Sala do Artista Popular - SAP


A Sala do Artista Popular, tem por objetivo a constituição de um espaço para a difusão da arte popular, trazendo ao público objetos que, por seu significado simbólico, tecnologia de confecção ou matéria-prima empregada, são testemunho do viver e fazer das camadas populares. A SAP foi criada em maio de 1983 e em março de 2002 completou sua 100ª exposição ao público.

São realizadas entre oito e dez exposições por ano, cabendo a cada mostra um período de cerca de um mês de duração.

As mostras são de curta duração e podem exibir produção individual ou de comunidades artesanais de todo o território nacional. Com técnicas diversificadas,estas exposições incluem venda e, eventualmente, oficinas ministradas pelo expositor.
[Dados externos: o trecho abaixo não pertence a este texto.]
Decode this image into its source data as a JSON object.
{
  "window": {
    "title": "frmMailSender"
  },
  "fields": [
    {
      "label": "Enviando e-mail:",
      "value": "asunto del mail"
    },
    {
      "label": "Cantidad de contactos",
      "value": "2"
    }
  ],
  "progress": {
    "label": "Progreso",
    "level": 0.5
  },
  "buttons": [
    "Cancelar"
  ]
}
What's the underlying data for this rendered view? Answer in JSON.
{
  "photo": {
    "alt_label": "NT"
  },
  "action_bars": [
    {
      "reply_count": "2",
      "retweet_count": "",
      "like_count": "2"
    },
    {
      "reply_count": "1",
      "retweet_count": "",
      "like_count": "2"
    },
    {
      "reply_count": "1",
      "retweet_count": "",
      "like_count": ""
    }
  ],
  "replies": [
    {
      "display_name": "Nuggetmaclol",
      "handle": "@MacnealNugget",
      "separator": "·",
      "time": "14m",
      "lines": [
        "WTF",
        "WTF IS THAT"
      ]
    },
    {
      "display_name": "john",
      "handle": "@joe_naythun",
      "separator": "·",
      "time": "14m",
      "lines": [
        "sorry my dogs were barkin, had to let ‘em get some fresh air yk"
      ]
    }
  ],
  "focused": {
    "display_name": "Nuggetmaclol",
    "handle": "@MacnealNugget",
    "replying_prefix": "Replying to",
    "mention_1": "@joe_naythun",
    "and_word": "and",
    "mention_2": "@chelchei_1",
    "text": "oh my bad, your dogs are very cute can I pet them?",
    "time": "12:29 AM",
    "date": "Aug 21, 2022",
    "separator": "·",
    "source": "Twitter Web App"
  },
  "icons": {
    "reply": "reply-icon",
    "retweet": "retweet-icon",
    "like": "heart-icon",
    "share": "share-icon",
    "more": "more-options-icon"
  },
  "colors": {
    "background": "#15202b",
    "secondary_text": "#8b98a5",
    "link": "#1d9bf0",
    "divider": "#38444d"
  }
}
Os artistas expõem seus trabalhos, estipulando livremente o preço e explicando as técnicas envolvidas na confecção. Toda exposição é precedida de pesquisa de campo e documentação fotográfica que situam o artesão em seu meio sociocultural, mostrando as relações de sua produção com o grupo no qual se insere.Os artistas apresentam temáticas diversas, trabalhando matérias-primas e técnicas distintas.
A ocupação do espaço é definida anualmente, implicando parcerias com instituições estaduais, municipais e da iniciativa privada, mediante seleção de propostas recebidas no Centro Nacional de Folclore e Cultura Popular, incluindo portfólio e currículo, que se adequem às particularidades do espaço: artistas populares com temáticas pertinentes à área de folclore e cultura popular.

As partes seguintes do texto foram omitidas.